Второго мая к трем часам дня противник прекратил сопротивление. Вот она - долгожданная Победа! Мы ликовали! Но после капитуляции гарнизона фашистской столицы Берлинская операция продолжалась еще шесть дней. За это время 1958-й ИПТАП в составе 1-го Белорусского фронта вышел к Эльбе на соединение с войсками союзников.
Встреча с американцами началась отнюдь не с братания.
Я с группой разведчиков-наблюдателей выдвинулся вперед и занял удобную позицию для наблюдения на господствующей высотке и корректировал огонь артиллерии полка. Вначале казалось, что артиллерия обрабатывает немецкие позиции, но, судя по ответному огню, это были не гитлеровцы. Только потом уже я узнал, что наша артиллерия обстреливает американцев. Доложил по команде о своих наблюдениях, но артиллерийская канонада продолжала нарастать. Союзники, видимо, демонстрировали свои силы. В итоге американцы поняли, что перед ними мощные вооруженные силы, прекратили огонь и запросили советское командование сделать то же самое. Артиллерийская дуэль была остановлена. Война закончилась.
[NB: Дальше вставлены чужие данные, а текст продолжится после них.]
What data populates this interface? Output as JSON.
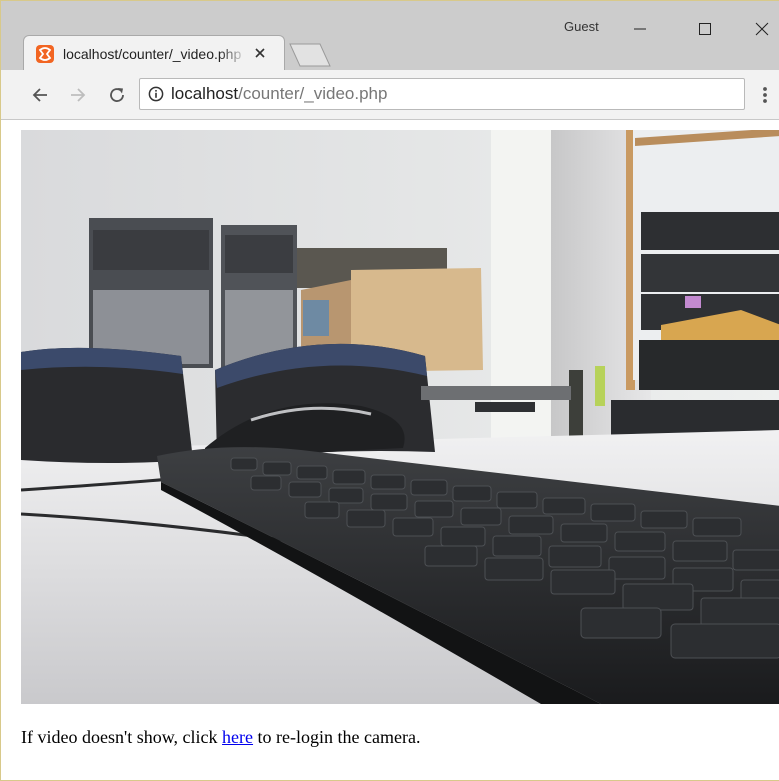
{
  "window": {
    "profile_label": "Guest"
  },
  "tab": {
    "title": "localhost/counter/_video.php",
    "favicon": "xampp-icon",
    "favicon_color": "#f26522"
  },
  "address_bar": {
    "url_host": "localhost",
    "url_path": "/counter/_video.php"
  },
  "page": {
    "video_feed": "camera-feed-image",
    "caption_before": "If video doesn't show, click ",
    "caption_link": "here",
    "caption_after": " to re-login the camera."
  },
  "colors": {
    "link": "#0000ee",
    "tab_strip": "#cccccc",
    "toolbar": "#f2f2f2"
  }
}
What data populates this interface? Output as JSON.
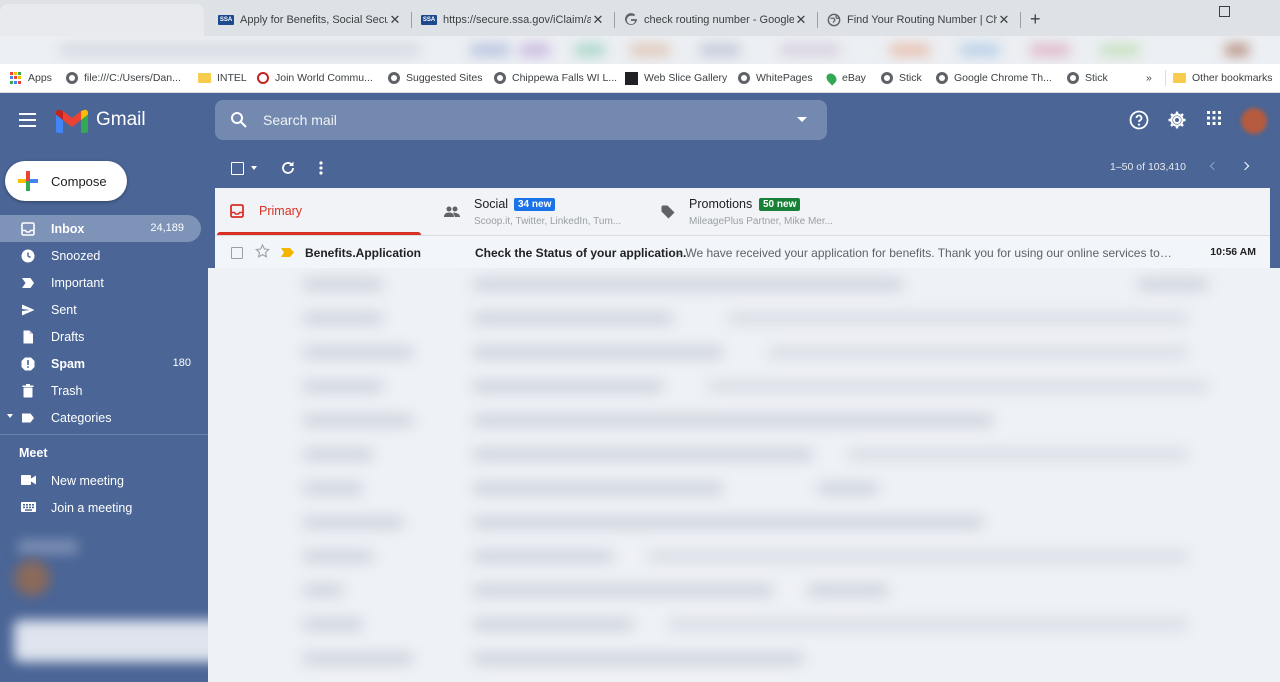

Вскоре настало время и для демобилизации. Я тоже настроился на демобилизацию, но еще почти два года пришлось служить в группе советских войск в Германии, пока армия не обустроилась на новых местах и на смену фронтовикам пришла молодежь призыва 1945-46 годов. Мне предложили остаться на сверхсрочную службу, но я не согласился. Меня тянуло домой к мирному труду, к родным. Семья в последние 2-3 года бедствовала. Сыновья еще не вернулись с военной службы, а прокормить шесть человек у отца уже не было сил, да и возраст уже давал о себе знать, и война сказалась на здоровье. В первые годы после войны все жили впроголодь, да и одеть было нечего. Как ни старались родители поправить материальное положение в семье, ничего не получалось. Вскоре старший брат Петр вернулся из фашистского плена и, увидев плачевное житье-бытье своих близких, очень расстроился, обвинил свою мать, Меланью Никитичну, во всех бедах, считая, что та не уделяла должного внимания его жене Марии и сыну Геннадию. Вообще-то, Петр не очень-то жаловал сына, почему-то считая его не своим, а жену свою любил до самозабвения и готов был за нее, как говорится, пойти в огонь и в воду. Он считал, что если бы не Марков сад, не увидел бы он больше в живых свою ненаглядную Марию.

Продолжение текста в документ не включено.